No, not for crossover, only electrical networks in general. There are software packages like VituixCAD that simulate speakers and crossover along with all related measurements. You may want one of those kinds, or check this thread on crossovers by AllenB.
Introduction to designing crossovers without measurement

I am more of an active crossover person, thinking of Doing It Myself, a 1990s style digital processor with 2-way/3-way crossings, EQ and delay for all 8 channels. Anything passive, I would just buy and modify accordingly, though it's not a method suitable for all.

If you want things to be technically correct, it's important to be able to measure things somehow (e.g. indoors / outdoors using SPL meter/computer). Software alone doesn't work well because any simulation is only as good as the models it uses. Alternatively, you may go for what "sounds good" to your ears.


Thanks man, i knew it from the start its one of those things you just have to teach yourself about it and practice practice practice... I know active crossovers are better, maybe one day il dare myself to design a tube amp with active crossover, we will see... for now i will keep it "simple" with passive crossover and a tube amp (maybe some low power solid state, i will see whats available on second hand market atm)

Btw, where do you put active XO ? infront of preamp, after, or after power amp ? Is there only one correct way or it depends ? Kinda makes sense to put it after preamp and before power amp.

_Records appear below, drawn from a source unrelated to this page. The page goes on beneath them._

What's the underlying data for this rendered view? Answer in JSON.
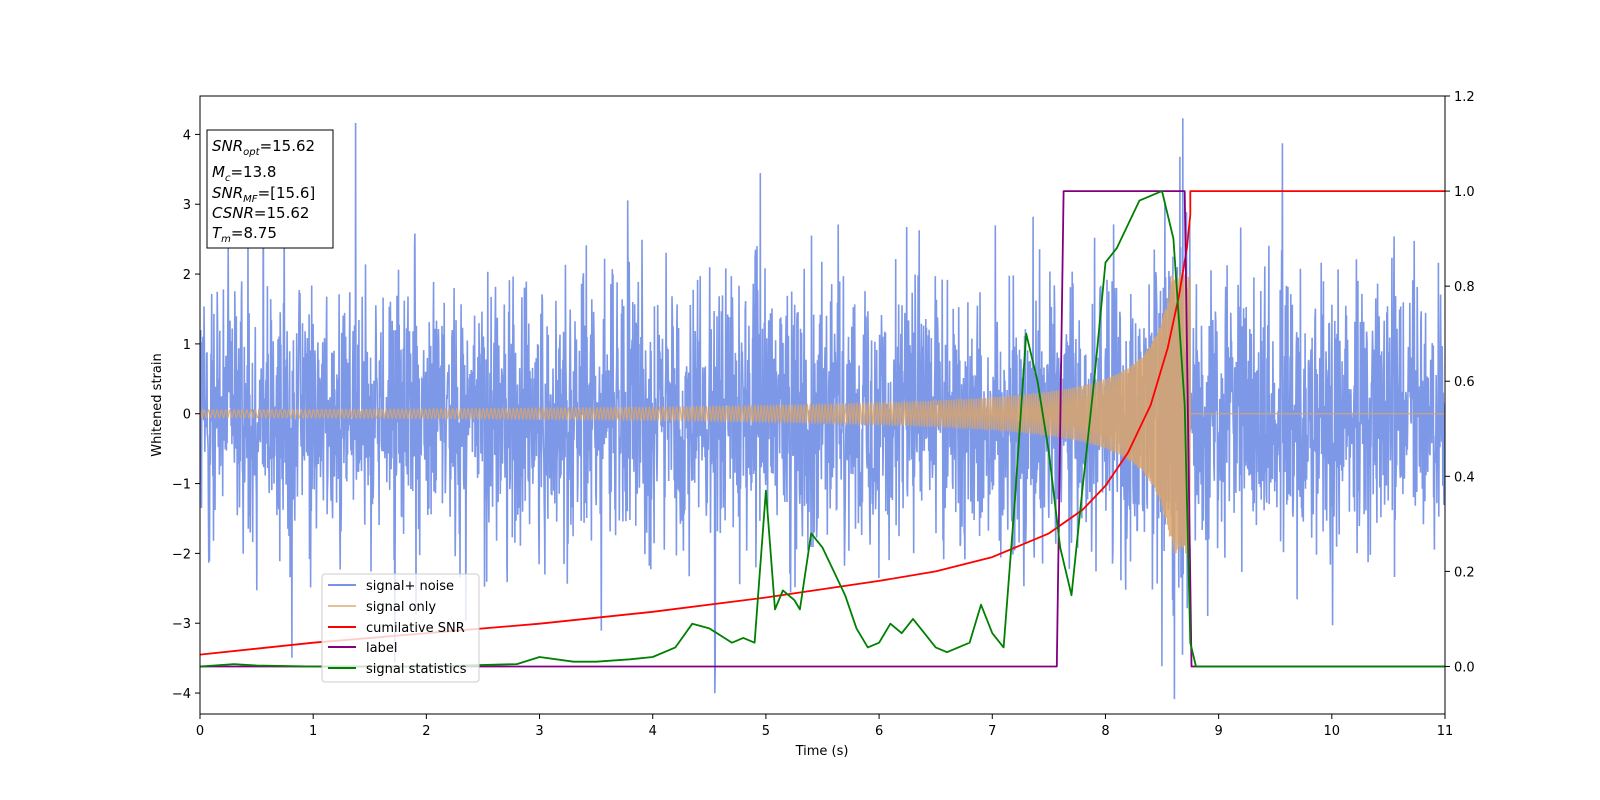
{
  "chart_data": {
    "type": "line",
    "xlabel": "Time (s)",
    "ylabel": "Whitened strain",
    "xlim": [
      0,
      11
    ],
    "ylim": [
      -4.3,
      4.55
    ],
    "y2lim": [
      -0.1,
      1.2
    ],
    "xticks": [
      0,
      1,
      2,
      3,
      4,
      5,
      6,
      7,
      8,
      9,
      10,
      11
    ],
    "yticks": [
      -4,
      -3,
      -2,
      -1,
      0,
      1,
      2,
      3,
      4
    ],
    "y2ticks": [
      0.0,
      0.2,
      0.4,
      0.6,
      0.8,
      1.0,
      1.2
    ],
    "legend_position": "lower-left",
    "grid": false,
    "annotation": {
      "snr_opt": {
        "main": "SNR",
        "sub": "opt",
        "value": "=15.62"
      },
      "mc": {
        "main": "M",
        "sub": "c",
        "value": "=13.8"
      },
      "snr_mf": {
        "main": "SNR",
        "sub": "MF",
        "value": "=[15.6]"
      },
      "csnr": {
        "main": "CSNR",
        "sub": "",
        "value": "=15.62"
      },
      "tm": {
        "main": "T",
        "sub": "m",
        "value": "=8.75"
      }
    },
    "series": [
      {
        "name": "signal+ noise",
        "axis": "left",
        "color": "#7792e7",
        "noise_std": 0.95,
        "amplitude_range": [
          -3.9,
          4.2
        ]
      },
      {
        "name": "signal only",
        "axis": "left",
        "color": "#d9a56a",
        "chirp_start_amplitude": 0.03,
        "chirp_peak_amplitude": 2.0,
        "chirp_end_time": 8.75
      },
      {
        "name": "cumilative SNR",
        "axis": "right",
        "color": "#ff0000",
        "x": [
          0,
          1,
          2,
          3,
          4,
          5,
          6,
          6.5,
          7,
          7.5,
          7.8,
          8.0,
          8.2,
          8.4,
          8.55,
          8.65,
          8.72,
          8.75,
          8.75,
          11
        ],
        "y": [
          0.025,
          0.05,
          0.07,
          0.09,
          0.115,
          0.145,
          0.18,
          0.2,
          0.23,
          0.28,
          0.33,
          0.38,
          0.45,
          0.55,
          0.67,
          0.78,
          0.88,
          0.95,
          1.0,
          1.0
        ]
      },
      {
        "name": "label",
        "axis": "right",
        "color": "#800080",
        "x": [
          0,
          7.57,
          7.63,
          8.7,
          8.76,
          11
        ],
        "y": [
          0,
          0,
          1,
          1,
          0,
          0
        ]
      },
      {
        "name": "signal statistics",
        "axis": "right",
        "color": "#008000",
        "x": [
          0,
          0.3,
          0.5,
          1,
          2,
          2.8,
          3,
          3.3,
          3.5,
          3.8,
          4,
          4.2,
          4.35,
          4.5,
          4.7,
          4.8,
          4.9,
          5.0,
          5.08,
          5.15,
          5.25,
          5.3,
          5.4,
          5.5,
          5.6,
          5.7,
          5.8,
          5.9,
          6.0,
          6.1,
          6.2,
          6.3,
          6.4,
          6.5,
          6.6,
          6.7,
          6.8,
          6.9,
          7.0,
          7.1,
          7.2,
          7.3,
          7.4,
          7.5,
          7.6,
          7.7,
          7.8,
          7.9,
          8.0,
          8.1,
          8.2,
          8.3,
          8.4,
          8.5,
          8.6,
          8.7,
          8.75,
          8.8,
          9,
          11
        ],
        "y": [
          0,
          0.005,
          0.002,
          0,
          0,
          0.005,
          0.02,
          0.01,
          0.01,
          0.015,
          0.02,
          0.04,
          0.09,
          0.08,
          0.05,
          0.06,
          0.05,
          0.37,
          0.12,
          0.16,
          0.14,
          0.12,
          0.28,
          0.25,
          0.2,
          0.15,
          0.08,
          0.04,
          0.05,
          0.09,
          0.07,
          0.1,
          0.07,
          0.04,
          0.03,
          0.04,
          0.05,
          0.13,
          0.07,
          0.04,
          0.35,
          0.7,
          0.6,
          0.45,
          0.25,
          0.15,
          0.38,
          0.6,
          0.85,
          0.88,
          0.93,
          0.98,
          0.99,
          1.0,
          0.9,
          0.55,
          0.05,
          0,
          0,
          0
        ]
      }
    ]
  }
}
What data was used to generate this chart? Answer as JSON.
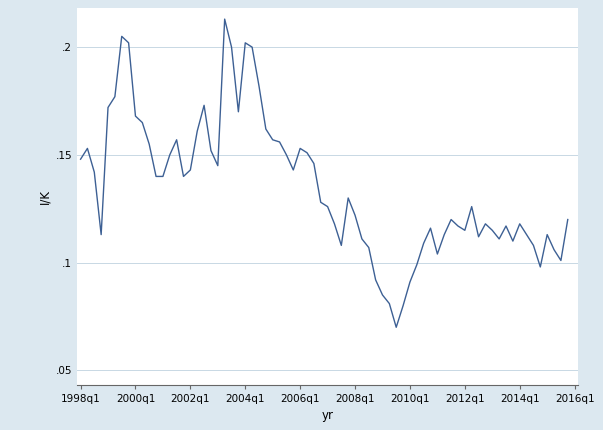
{
  "y_values": [
    0.148,
    0.153,
    0.142,
    0.113,
    0.172,
    0.177,
    0.205,
    0.202,
    0.168,
    0.165,
    0.155,
    0.14,
    0.14,
    0.15,
    0.157,
    0.14,
    0.143,
    0.161,
    0.173,
    0.152,
    0.145,
    0.213,
    0.2,
    0.17,
    0.202,
    0.2,
    0.182,
    0.162,
    0.157,
    0.156,
    0.15,
    0.143,
    0.153,
    0.151,
    0.146,
    0.128,
    0.126,
    0.118,
    0.108,
    0.13,
    0.122,
    0.111,
    0.107,
    0.092,
    0.085,
    0.081,
    0.07,
    0.08,
    0.091,
    0.099,
    0.109,
    0.116,
    0.104,
    0.113,
    0.12,
    0.117,
    0.115,
    0.126,
    0.112,
    0.118,
    0.115,
    0.111,
    0.117,
    0.11,
    0.118,
    0.113,
    0.108,
    0.098,
    0.113,
    0.106,
    0.101,
    0.12
  ],
  "x_tick_labels": [
    "1998q1",
    "2000q1",
    "2002q1",
    "2004q1",
    "2006q1",
    "2008q1",
    "2010q1",
    "2012q1",
    "2014q1",
    "2016q1"
  ],
  "x_tick_positions": [
    0,
    8,
    16,
    24,
    32,
    40,
    48,
    56,
    64,
    72
  ],
  "y_ticks": [
    0.05,
    0.1,
    0.15,
    0.2
  ],
  "y_tick_labels": [
    ".05",
    ".1",
    ".15",
    ".2"
  ],
  "ylim": [
    0.043,
    0.218
  ],
  "xlim": [
    -0.5,
    72.5
  ],
  "ylabel": "I/K",
  "xlabel": "yr",
  "line_color": "#3d6094",
  "bg_color": "#dce8f0",
  "plot_bg_color": "#ffffff",
  "grid_color": "#c8d8e4",
  "line_width": 1.0,
  "figsize": [
    6.03,
    4.3
  ],
  "dpi": 100
}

One more question :) Do you know some tube amp that is cheap and decent quality, under 300e, brand new ?
 
I mean, im not discarding them either, i knew from the get go it would break my budget one way or another :)

Realistically speaking, how much XO would cost for all of this ? 100e ?

Understood, just wanted to make sure you're aware that short of the 'infinite' kind of array it's often an acquired 'taste' if not listening from farther away than typical.

No clue since typically I used whatever 2nd order XO part # Altec, JBL, etc., spec'd or normally just used 1st order PIO caps for 'el cheapo' [very inexpensive] multi-ways for duplex, apartment, dwellers that couldn't turn them up loud enough to [normally] blow them up.
 
Kinda makes sense to put it after preamp and before power amp.

One more question :) Do you know some tube amp that is cheap and decent quality, under 300e, brand new ?

Yes, just before the power stages. Coming to tubes, I have no idea, maybe someone else who knows (there are many) could share some information.

If you're not very confident about doing it all by yourself, just copy a design that is properly documented (like the ones you found). Pay attention to details so that your copy is accurate enough to minimise any deviations. What's most important is to be able to enjoy what you build.